It was at this station that the terrible truth began to unveil itself.

The station-master, the same sleepy man with the colored spectacles and the red fez, told them that he had seen a boy about fourteen years old and a little girl eight years old with an elderly negress, and that they had ridden toward the desert. He was not quite sure whether they had eight or nine camels with them, but he had noticed that one of them was laden, as if going on a long journey, and that the two Bedouins also carried a great deal of baggage on their saddles, and he remembered that when he had looked at the caravan one of the camel-drivers, a Sudanese, told him that they were the children of Englishmen who had ridden to Wadi Rayan.

“Have these Englishmen returned?” asked Mr. Tarkowski.

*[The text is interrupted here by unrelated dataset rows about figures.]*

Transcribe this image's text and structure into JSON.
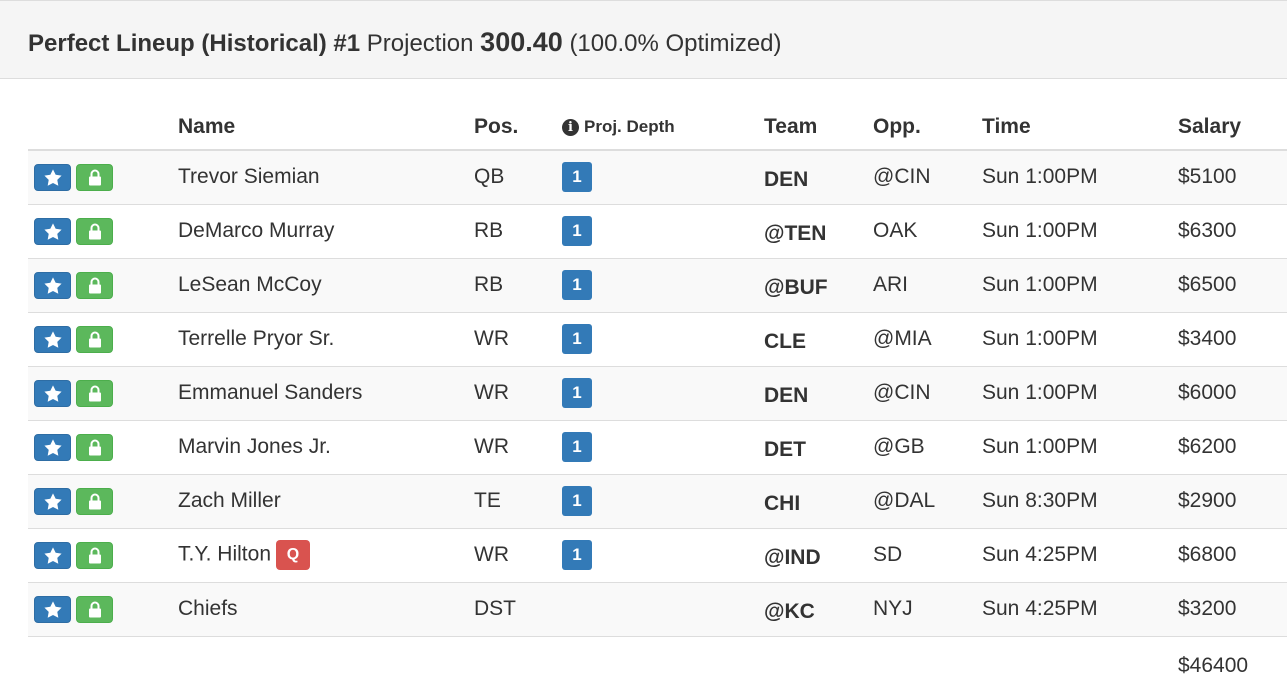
{
  "header": {
    "title_bold": "Perfect Lineup (Historical) #1",
    "projection_label": "Projection",
    "projection_value": "300.40",
    "optimized_text": "(100.0% Optimized)"
  },
  "columns": {
    "name": "Name",
    "pos": "Pos.",
    "depth": "Proj. Depth",
    "team": "Team",
    "opp": "Opp.",
    "time": "Time",
    "salary": "Salary"
  },
  "players": [
    {
      "name": "Trevor Siemian",
      "pos": "QB",
      "depth": "1",
      "team": "DEN",
      "opp": "@CIN",
      "time": "Sun 1:00PM",
      "salary": "$5100",
      "injury": ""
    },
    {
      "name": "DeMarco Murray",
      "pos": "RB",
      "depth": "1",
      "team": "@TEN",
      "opp": "OAK",
      "time": "Sun 1:00PM",
      "salary": "$6300",
      "injury": ""
    },
    {
      "name": "LeSean McCoy",
      "pos": "RB",
      "depth": "1",
      "team": "@BUF",
      "opp": "ARI",
      "time": "Sun 1:00PM",
      "salary": "$6500",
      "injury": ""
    },
    {
      "name": "Terrelle Pryor Sr.",
      "pos": "WR",
      "depth": "1",
      "team": "CLE",
      "opp": "@MIA",
      "time": "Sun 1:00PM",
      "salary": "$3400",
      "injury": ""
    },
    {
      "name": "Emmanuel Sanders",
      "pos": "WR",
      "depth": "1",
      "team": "DEN",
      "opp": "@CIN",
      "time": "Sun 1:00PM",
      "salary": "$6000",
      "injury": ""
    },
    {
      "name": "Marvin Jones Jr.",
      "pos": "WR",
      "depth": "1",
      "team": "DET",
      "opp": "@GB",
      "time": "Sun 1:00PM",
      "salary": "$6200",
      "injury": ""
    },
    {
      "name": "Zach Miller",
      "pos": "TE",
      "depth": "1",
      "team": "CHI",
      "opp": "@DAL",
      "time": "Sun 8:30PM",
      "salary": "$2900",
      "injury": ""
    },
    {
      "name": "T.Y. Hilton",
      "pos": "WR",
      "depth": "1",
      "team": "@IND",
      "opp": "SD",
      "time": "Sun 4:25PM",
      "salary": "$6800",
      "injury": "Q"
    },
    {
      "name": "Chiefs",
      "pos": "DST",
      "depth": "",
      "team": "@KC",
      "opp": "NYJ",
      "time": "Sun 4:25PM",
      "salary": "$3200",
      "injury": ""
    }
  ],
  "total_salary": "$46400",
  "icons": {
    "star": "star-icon",
    "lock": "lock-icon",
    "info": "info-circle-icon"
  },
  "colors": {
    "primary": "#337ab7",
    "success": "#5cb85c",
    "danger": "#d9534f"
  }
}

“Yes. They returned yesterday with two wolves they had shot,” answered the station-master, “and I was very much surprised that they did not bring the children back with them. But I did not ask them the reason, for it was none of my business.”

With these words he returned to his work.

During this explanation Mr. Rawlison’s face turned as white as paper. Looking at his friend with a wild stare, he raised his hat, lifted his hand to his perspiring forehead, and staggered as if he were about to fall.

“Rawlison, be a man!” cried Mr. Tarkowski. “Our children have been kidnapped. They must be saved!”

“Nell! Nell!” repeated the unhappy Englishman. “Nell and Stasch! It is not Stasch’s fault! They have both been brought here by treachery and then carried off. Who knows why? Perhaps in hopes of a ransom. Chamis is certainly in the plot, and so are Idris and Gebhr.”

Now he remembered what Fatima had said, that both these Sudanese were of the Dangali tribe, to which the Mahdi belonged, and that Chadigi, the father of Chamis, was also of the same tribe. As he thought of this his heart nearly stopped beating, for now he knew that the children had not been carried off in the hopes of a ransom, but to be exchanged for Smain and his family.

“But what would the tribe of the evil-minded prophet do with them? It would be impossible for them to hide themselves in the desert or anywhere along the banks of the Nile, for in the desert they would all die of hunger and thirst, and on the bank of the Nile they would be sure to be discovered. So there was only one course for them to pursue, and that was to flee with the children to the Mahdi!”